Hi,
I’m trying to adapt the reinforcement learning model from the tutorial on the pymc website so that it can be used for multiple subjects at the same time.
My inputs are a outcomes
matrix of size [n_trials x n_subj x 4] (there are 4 armed-bandit in this specific setup) and the agents responses choices
of size [n_trials x n_subj].
def update_belief(choices, outcomes, belief, choice_probs,
n_subj, alpha, beta):
# choices [n_trials x n_subj]
# outcomes [n_trials x n_subj x 4]
# belief [n_subj x 4]
# choice_probs [n_subj x 1]
c = (choices) * 2 # chosen arm index [0,2]
nc = (1 - choices) * 2 # not chosen arm index [0,2]

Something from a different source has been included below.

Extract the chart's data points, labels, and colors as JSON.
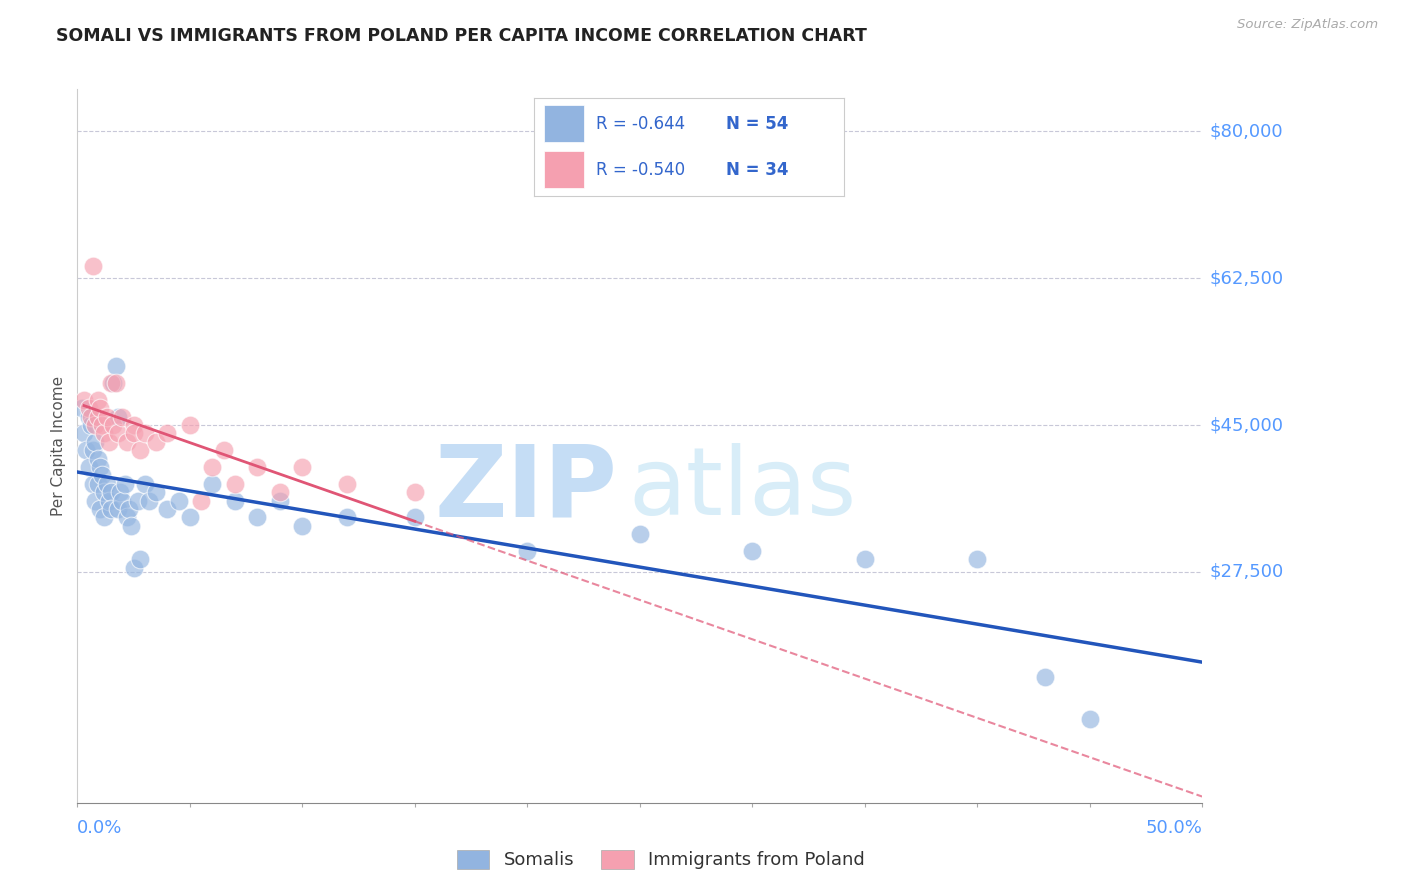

all_subjs = pt.arange(n_subj)
choice_probs = pt.set_subtensor(choice_probs[all_subjs,0],
pt.exp(beta[all_subjs] * (belief[all_subjs,c] - belief[all_subjs,c+1]))
/ (pt.exp(beta[all_subjs] * (belief[all_subjs,c] - belief[all_subjs,c+1]))
+ pt.exp(beta[all_subjs] * (belief[all_subjs,nc] - belief[all_subjs,nc+1]))))
# update beliefs of the chosen arm
belief = pt.set_subtensor(belief[all_subjs,c:c+2],
# Error here
# belief[n_subj x 2] + alpha[n_subj] * (outcomes[n_subj x 2] - belief[n_subj x 2])
belief[all_subjs,c:c+2] + alpha[all_subjs] * (outcomes[all_subjs,c:c+2] - belief[all_subjs,c:c+2]))
# do not update beliefs of the NOT chosen arm
belief = pt.set_subtensor(belief[all_subjs,nc:nc+2],
belief[all_subjs,nc:nc+2])
return belief, choice_probs
choices_ = pt.as_tensor_variable(choices, dtype='int32') # [n_trials x n_subj]
outcomes_ = pt.as_tensor_variable(outcomes, dtype='int32') # [n_trials x n_subj x 4]
lr = pt.scalar('lr')
bt = pt.scalar('bt')
alpha = lr * pt.ones(shape=n_subj)
beta = bt * pt.ones(shape=n_subj)
beliefs = 0.5 * pt.ones((n_subj,4), dtype='float64') # [n_subj x 4]
choice_probs_ = 0.5 * pt.ones((n_subj,1), dtype='float64') # [n_subj x 1]
[beliefs_pymc, choice_probs_pymc], updates = scan(
fn=update_belief,
sequences=[choices_, outcomes_],
non_sequences=[n_subj, alpha, beta],
outputs_info=[beliefs, choice_probs_]
)
pytensor_llik_td = pt.pytensor.function(
inputs=[lr, bt], outputs=[beliefs_pymc, choice_probs_pymc], on_unused_input="ignore"
)
When I try to run this code I get the following
Blockquote ValueError: Tensor of type Vector(int32, shape=(10,)) could not be cast to have 0 dimensions
where I do belief = pt.set_subtensor(...)
for the first time in update_belief(..)
.
Here 10 is the n_subj I’m using.
I don’t understand why the shapes are not matching, the subtensor I’m trying to set should have shape [n_subj x 2]
.
Also, is there a better way to fill a vector of length n_subj with with the inputs to the pytensor.function function?